Однако уже примерно к 1916 году геополитика стала типом политического мышления, который направлен на экспансию.
В советский период «геополитика» представлялась частью «буржуазных учений», которые подвергались критике и не употреблялись в собственном словаре тогдашней политической системы. В 1990-е для официального политического языка тоже никакой «геополитики» не существовало. Россия пыталась сформировать суверенитет внутри своих границ, развивала международные контакты, вступала в союзы и международные организации, пыталась соответствовать утвержденным ими стандартам. Это получалось не очень хорошо, но общий вектор был таким.
В 1997 г. Александр Дугин издал книгу «Основы геополитики», в подготовке которой участвовал генерал Леонид Ивашов, ярый сторонник противостояния с НАТО, которое он описывал как главную угрозу для России. В то время Дугин и Ивашов воспринимались как маргиналы, ими мало кто интересовался.
Так продолжалось примерно до 2005 года.
Этот год стал поворотным в постсоветской политической системе: именно тогда Владимир Путин впервые публично заявил, что распад СССР был величайшей геополитической катастрофой XX века. Тогда же Кремль открыто и масштабно приступил к формированию нового дизайна политической системы. Были созданы Russia Today, молодежные кремлевские движения, начались поездки на Селигер. Тогда же была сформулирована первая программа патриотического воспитания, был утвержден День народного единства. В нем тоже содержался геополитический элемент: он был привязан к победе над Польшей в XVII веке.
Начался пересмотр государственной идеологии, который реализовывался в большой сети институтов.

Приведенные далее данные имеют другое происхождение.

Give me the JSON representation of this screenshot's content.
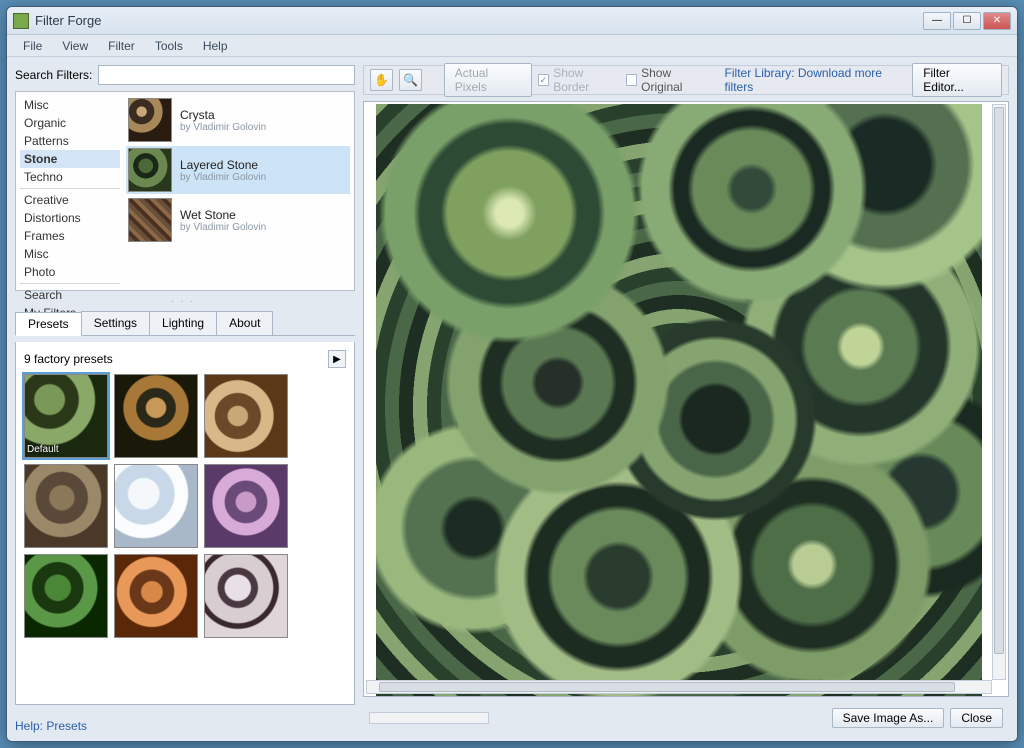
{
  "app": {
    "title": "Filter Forge"
  },
  "menubar": [
    "File",
    "View",
    "Filter",
    "Tools",
    "Help"
  ],
  "search": {
    "label": "Search Filters:",
    "value": ""
  },
  "categories": {
    "group1": [
      "Misc",
      "Organic",
      "Patterns",
      "Stone",
      "Techno"
    ],
    "group2": [
      "Creative",
      "Distortions",
      "Frames",
      "Misc",
      "Photo"
    ],
    "group3": [
      "Search",
      "My Filters"
    ],
    "selected": "Stone"
  },
  "filters": [
    {
      "name": "Crysta",
      "author": "by Vladimir Golovin",
      "thumbClass": "crysta"
    },
    {
      "name": "Layered Stone",
      "author": "by Vladimir Golovin",
      "thumbClass": "layered"
    },
    {
      "name": "Wet Stone",
      "author": "by Vladimir Golovin",
      "thumbClass": "wet"
    }
  ],
  "filters_selected_index": 1,
  "tabs": [
    "Presets",
    "Settings",
    "Lighting",
    "About"
  ],
  "tabs_active": "Presets",
  "presets": {
    "header": "9 factory presets",
    "items": [
      "Default",
      "",
      "",
      "",
      "",
      "",
      "",
      "",
      ""
    ],
    "selected_index": 0
  },
  "help_link": "Help: Presets",
  "toolbar": {
    "actual_pixels": "Actual Pixels",
    "show_border": "Show Border",
    "show_original": "Show Original",
    "library_link": "Filter Library: Download more filters",
    "filter_editor": "Filter Editor..."
  },
  "bottombar": {
    "save_image": "Save Image As...",
    "close": "Close"
  }
}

Два года спустя Путин выступил со знаменитой Мюнхенской речью, которая распахнула дверь в официальное геополитическое мышление. Спустя семь лет аннексия Крыма развернула политический словарь, ставший официальной доктриной Кремля. Туда входят антизападничество, специфическое, весьма архаичное представление о суверенитете и перечень угроз для России, включая совершенно фантасмагорические: вмешательство в цивилизационный код, разрушение культурного ДНК и т. д. Весь этот богатый словарь сформировался за последние 20 лет через поворотные события 2014 и 2022 годов.
Сейчас в России существует, наверное, уже несколько десятков кафедр и образовательных направлений, в названии которых присутствует слово «геополитика». Они в значительной степени вытеснили традиционное преподавание международных отношений. Готовится целое поколение людей, мыслящих геополитически.
В числе теоретиков, которые приложили к этому руку, надо назвать Андрея Кокошина с его книгой о суверенитете и Вадима Цымбурского, автора статьи «Остров Россия». Для российского политического мышления было важным введенное им понятие «лимитрофов», которое сводится к следующему. Россия — большая, автономная, самостоятельная глобальная держава. Окружают ее «буферные государства», обладающие ограниченным суверенитетом.
Эта концепция быстро вошла в язык кремлевских политических менеджеров.
Геополитические представления формировали идею о неизбежном конфликте России с ее потенциальными врагами. Ими стали «англосаксы», «коллективный Запад», бюрократия Евросоюза и т д. Геополитическое мышление привело к тому, что Кремль стал конструировать воображаемые союзы, которые должны противостоять Западу, а окружающие Россию страны — мыслить как источник непрерывной угрозы, за которой стоит единая воля, направленная на то, чтобы причинить России ущерб.
Геополитический переход в мышлении Путина оказался поддержан и широкими кругами российской бюрократии. Теперь и она опирается на геополитическое представление о мире. Если когда-либо Россия получит второй шанс на демократизацию, на выход из конфликта с Украиной и другими странами, то слово «геополитика» вместе со всеми его институциональными последствиями должно быть полностью удалено из политического языка. Оно должно быть подвергнуто рефлексии и критике.
«Геополитика» и ее производные должны быть маркированы как слова, за которыми стоит экспансия насилия и большие бедствия для людей.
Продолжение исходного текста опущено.